Remove the skin from the ginger and grate finely.
Using a garlic mincer, mince the garlic and set aside.
Mix the pork mince, shredded cabbage, spring onion, ginger, garlic, soy sauce, sake, sesame oil, salt and pepper together in a bowl.
Mix together well until they become well combined and sticky in texture.
Spoon about a tablespoon of the mixture into the centre of a Gyoza wrapper and fold while pinching the sides together to close the Gyoza. Use your thumbs to fold it and use your right index finger to push mince filling in (see photo or mini video if you are not familiar with this method) .

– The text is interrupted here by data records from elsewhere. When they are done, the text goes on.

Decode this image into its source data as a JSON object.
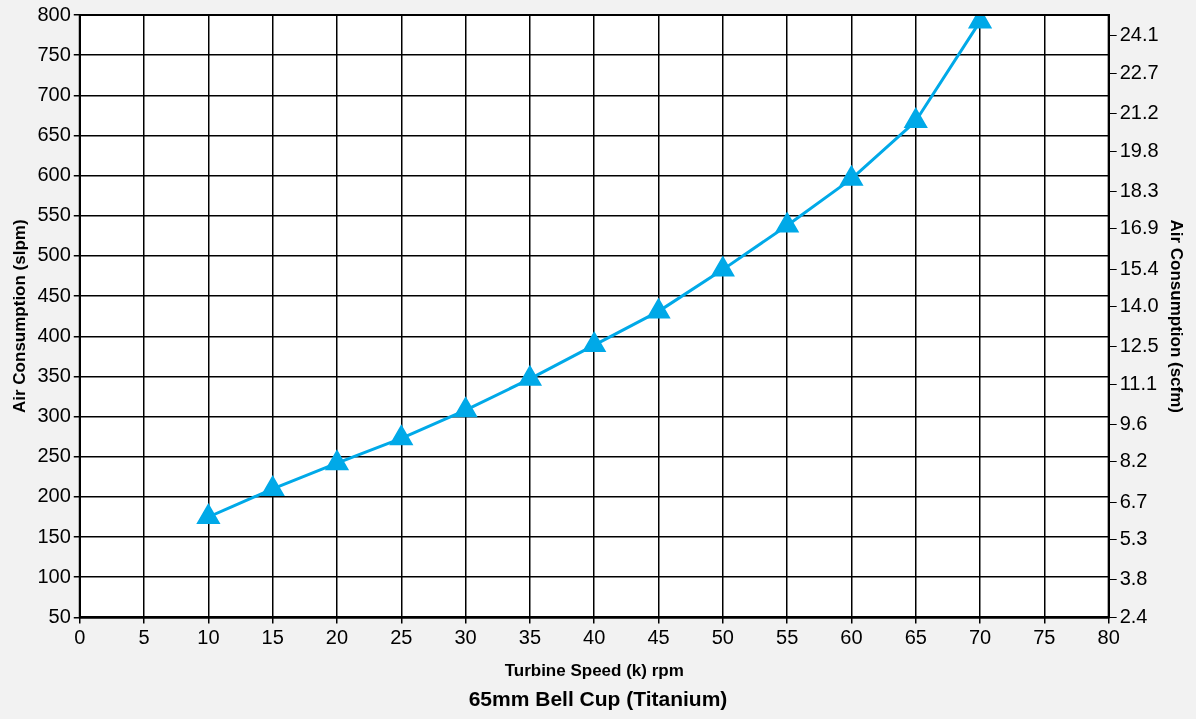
{
  "chart_data": {
    "type": "line",
    "title": "65mm Bell Cup (Titanium)",
    "xlabel": "Turbine Speed (k) rpm",
    "ylabel": "Air Consumption (slpm)",
    "y2label": "Air Consumption (scfm)",
    "x": [
      10,
      15,
      20,
      25,
      30,
      35,
      40,
      45,
      50,
      55,
      60,
      65,
      70
    ],
    "series": [
      {
        "color": "#00a9e8",
        "values": [
          175,
          210,
          242,
          273,
          308,
          347,
          389,
          431,
          483,
          538,
          596,
          668,
          792
        ]
      }
    ],
    "xlim": [
      0,
      80
    ],
    "xticks": [
      0,
      5,
      10,
      15,
      20,
      25,
      30,
      35,
      40,
      45,
      50,
      55,
      60,
      65,
      70,
      75,
      80
    ],
    "ylim": [
      50,
      800
    ],
    "yticks": [
      50,
      100,
      150,
      200,
      250,
      300,
      350,
      400,
      450,
      500,
      550,
      600,
      650,
      700,
      750,
      800
    ],
    "y2lim": [
      2.4,
      24.88
    ],
    "y2ticks": [
      2.4,
      3.8,
      5.3,
      6.7,
      8.2,
      9.6,
      11.1,
      12.5,
      {
        "value": 14,
        "label": "14.0"
      },
      15.4,
      16.9,
      18.3,
      19.8,
      21.2,
      22.7,
      24.1
    ],
    "grid": true,
    "marker": "triangle",
    "line_style": "solid"
  }
}
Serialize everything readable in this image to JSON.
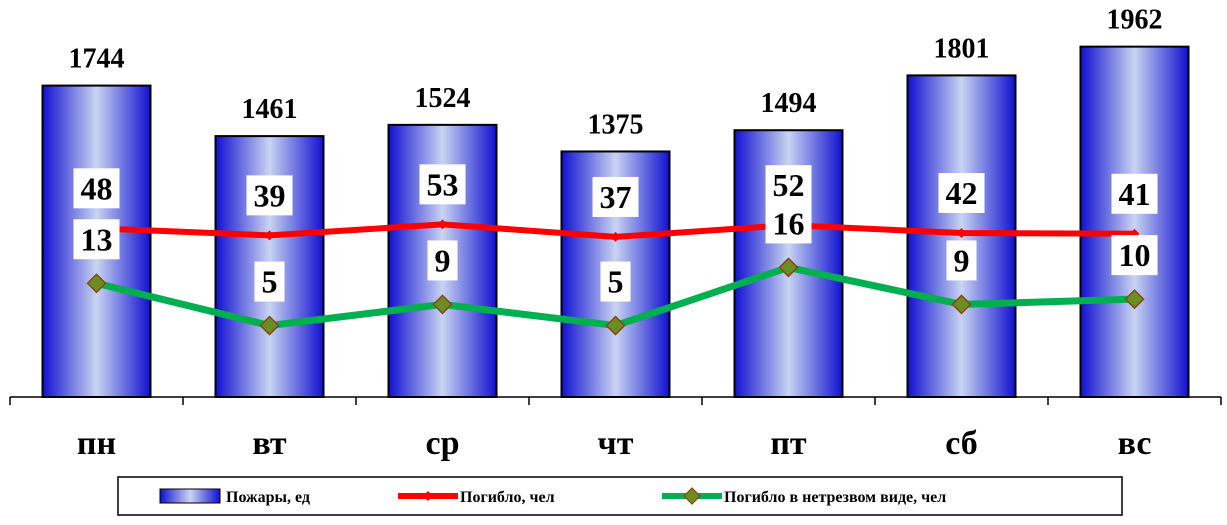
{
  "chart_data": {
    "type": "bar",
    "categories": [
      "пн",
      "вт",
      "ср",
      "чт",
      "пт",
      "сб",
      "вс"
    ],
    "series": [
      {
        "name": "Пожары, ед",
        "kind": "bar",
        "values": [
          1744,
          1461,
          1524,
          1375,
          1494,
          1801,
          1962
        ],
        "color": "#2222dd"
      },
      {
        "name": "Погибло, чел",
        "kind": "line",
        "values": [
          48,
          39,
          53,
          37,
          52,
          42,
          41
        ],
        "color": "#ff0000"
      },
      {
        "name": "Погибло в нетрезвом виде, чел",
        "kind": "line",
        "values": [
          13,
          5,
          9,
          5,
          16,
          9,
          10
        ],
        "color": "#00b050"
      }
    ],
    "title": "",
    "xlabel": "",
    "ylabel": "",
    "legend": "bottom",
    "grid": false
  }
}
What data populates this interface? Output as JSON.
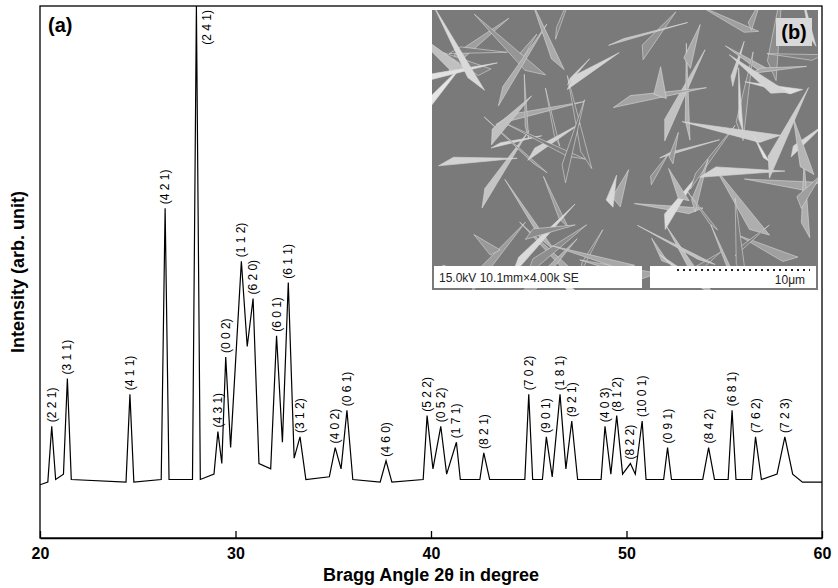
{
  "chart_data": {
    "type": "line",
    "panel_label": "(a)",
    "x_label": "Bragg Angle 2θ in degree",
    "y_label": "Intensity (arb. unit)",
    "xlim": [
      20,
      60
    ],
    "xticks": [
      20,
      30,
      40,
      50,
      60
    ],
    "ylim": [
      0,
      100
    ],
    "tick_labels": "x",
    "grid": false,
    "x": [
      20.0,
      20.4,
      20.6,
      20.8,
      21.2,
      21.4,
      21.6,
      24.4,
      24.6,
      24.8,
      26.2,
      26.4,
      26.6,
      27.8,
      28.0,
      28.2,
      28.9,
      29.1,
      29.3,
      29.5,
      29.75,
      30.3,
      30.6,
      30.9,
      31.2,
      31.8,
      32.1,
      32.4,
      32.7,
      33.0,
      33.3,
      33.6,
      34.8,
      35.1,
      35.4,
      35.7,
      36.0,
      37.4,
      37.7,
      38.0,
      39.6,
      39.8,
      40.1,
      40.5,
      40.8,
      41.3,
      41.5,
      42.5,
      42.7,
      43.0,
      44.8,
      45.0,
      45.2,
      45.7,
      45.9,
      46.2,
      46.6,
      46.9,
      47.2,
      47.5,
      48.7,
      48.9,
      49.2,
      49.5,
      49.8,
      50.2,
      50.45,
      50.8,
      51.0,
      51.9,
      52.1,
      52.3,
      53.9,
      54.2,
      54.5,
      55.2,
      55.4,
      55.6,
      56.4,
      56.6,
      56.9,
      57.7,
      58.1,
      58.5,
      59.0,
      60.0
    ],
    "series": [
      {
        "color": "#000000",
        "line_style": "solid",
        "values": [
          10,
          10.5,
          21,
          11,
          12,
          30,
          11,
          10.5,
          27,
          10.5,
          11,
          62,
          11,
          11,
          100,
          11,
          12,
          20,
          14,
          34,
          17,
          52,
          36,
          45,
          14,
          13,
          38,
          18,
          48,
          15,
          19,
          11,
          11.5,
          17,
          13,
          24,
          11,
          10.5,
          14.5,
          10.5,
          11,
          23,
          13,
          21,
          12,
          18,
          11,
          11,
          16,
          11,
          11,
          27,
          11,
          11,
          19,
          11.5,
          27,
          13,
          22,
          11,
          11,
          21,
          12,
          23,
          12,
          14,
          12,
          22,
          11,
          11,
          17,
          11,
          11,
          17,
          11,
          11,
          24,
          11,
          11,
          19,
          11,
          12,
          19,
          12,
          10.5,
          10.5
        ]
      }
    ],
    "annotations": [
      {
        "text": "(2 2 1)",
        "x": 20.6,
        "y": 21
      },
      {
        "text": "(3 1 1)",
        "x": 21.4,
        "y": 30
      },
      {
        "text": "(4 1 1)",
        "x": 24.6,
        "y": 27
      },
      {
        "text": "(4 2 1)",
        "x": 26.4,
        "y": 62
      },
      {
        "text": "(2 4 1)",
        "x": 28.0,
        "y": 100
      },
      {
        "text": "(4 3 1)",
        "x": 29.1,
        "y": 20
      },
      {
        "text": "(0 0 2)",
        "x": 29.5,
        "y": 34
      },
      {
        "text": "(1 1 2)",
        "x": 30.3,
        "y": 52
      },
      {
        "text": "(6 2 0)",
        "x": 30.9,
        "y": 45
      },
      {
        "text": "(6 0 1)",
        "x": 32.1,
        "y": 38
      },
      {
        "text": "(6 1 1)",
        "x": 32.7,
        "y": 48
      },
      {
        "text": "(3 1 2)",
        "x": 33.3,
        "y": 19
      },
      {
        "text": "(4 0 2)",
        "x": 35.1,
        "y": 17
      },
      {
        "text": "(0 6 1)",
        "x": 35.7,
        "y": 24
      },
      {
        "text": "(4 6 0)",
        "x": 37.7,
        "y": 14.5
      },
      {
        "text": "(5 2 2)",
        "x": 39.8,
        "y": 23
      },
      {
        "text": "(0 5 2)",
        "x": 40.5,
        "y": 21
      },
      {
        "text": "(1 7 1)",
        "x": 41.3,
        "y": 18
      },
      {
        "text": "(8 2 1)",
        "x": 42.7,
        "y": 16
      },
      {
        "text": "(7 0 2)",
        "x": 45.0,
        "y": 27
      },
      {
        "text": "(9 0 1)",
        "x": 45.9,
        "y": 19
      },
      {
        "text": "(1 8 1)",
        "x": 46.6,
        "y": 27
      },
      {
        "text": "(9 2 1)",
        "x": 47.2,
        "y": 22
      },
      {
        "text": "(4 0 3)",
        "x": 48.9,
        "y": 21
      },
      {
        "text": "(8 1 2)",
        "x": 49.5,
        "y": 23
      },
      {
        "text": "(8 2 2)",
        "x": 50.2,
        "y": 14
      },
      {
        "text": "(10 0 1)",
        "x": 50.8,
        "y": 22
      },
      {
        "text": "(0 9 1)",
        "x": 52.1,
        "y": 17
      },
      {
        "text": "(8 4 2)",
        "x": 54.2,
        "y": 17
      },
      {
        "text": "(6 8 1)",
        "x": 55.4,
        "y": 24
      },
      {
        "text": "(7 6 2)",
        "x": 56.6,
        "y": 19
      },
      {
        "text": "(7 2 3)",
        "x": 58.1,
        "y": 19
      }
    ],
    "inset": {
      "label": "(b)",
      "caption": "15.0kV 10.1mm×4.00k SE",
      "scale": "10μm"
    }
  }
}
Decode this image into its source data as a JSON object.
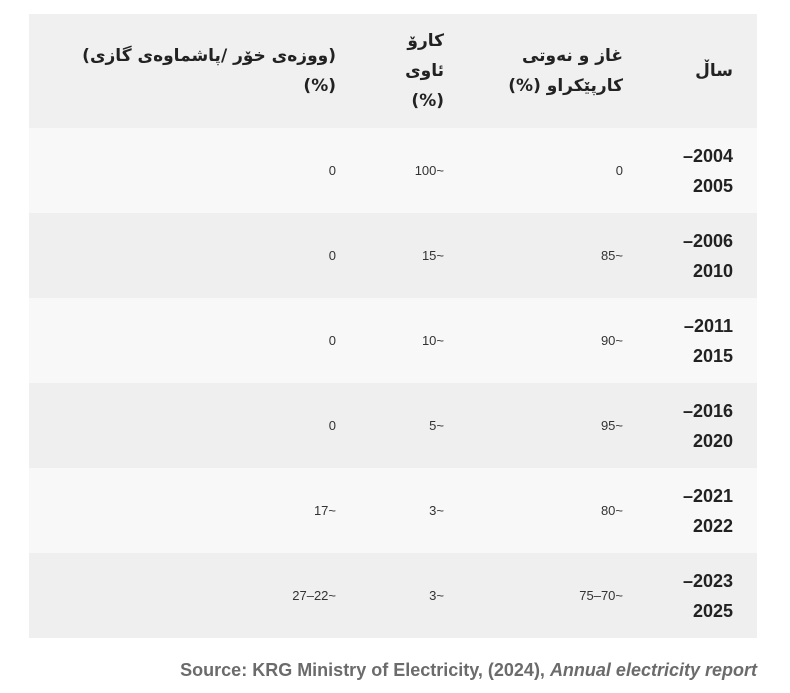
{
  "table": {
    "header": [
      "ساڵ",
      "غاز و نەوتی کارپێکراو (%)",
      "کارۆ ئاوی (%)",
      "(ووزەی خۆر /پاشماوەی گازی) (%)"
    ],
    "rows": [
      [
        "2004–2005",
        "0",
        "~100",
        "0"
      ],
      [
        "2006–2010",
        "~85",
        "~15",
        "0"
      ],
      [
        "2011–2015",
        "~90",
        "~10",
        "0"
      ],
      [
        "2016–2020",
        "~95",
        "~5",
        "0"
      ],
      [
        "2021–2022",
        "~80",
        "~3",
        "~17"
      ],
      [
        "2023–2025",
        "~70–75",
        "~3",
        "~22–27"
      ]
    ]
  },
  "source": {
    "text": "Source: KRG Ministry of Electricity, (2024), ",
    "italic": "Annual electricity report"
  }
}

Heat a fry pan over medium heat and place the Gyoza in the pan and brown the bottom part of the Gyoza.
Once the Gyoza is slightly browned on the bottom, pour ¼ cup hot water into the pan to steam fry the Gyoza.
Put a lid on the pan to steam the Gyoza and turn the heat up to high. Steam cook for about 3 minutes.
Take the lid off and let the water evaporate. Carefully pour a little bit of sesame seed oil around the Gyoza to make the bottom turn crisp and golden brown.
Turn off the heat and serve the Gyoza on a plate with the bottom up for best presentation.
* I recommend to use Japanese gyoza wrapper. I found that Chinese wrapper is thicker than Japanese gyoza wrapper.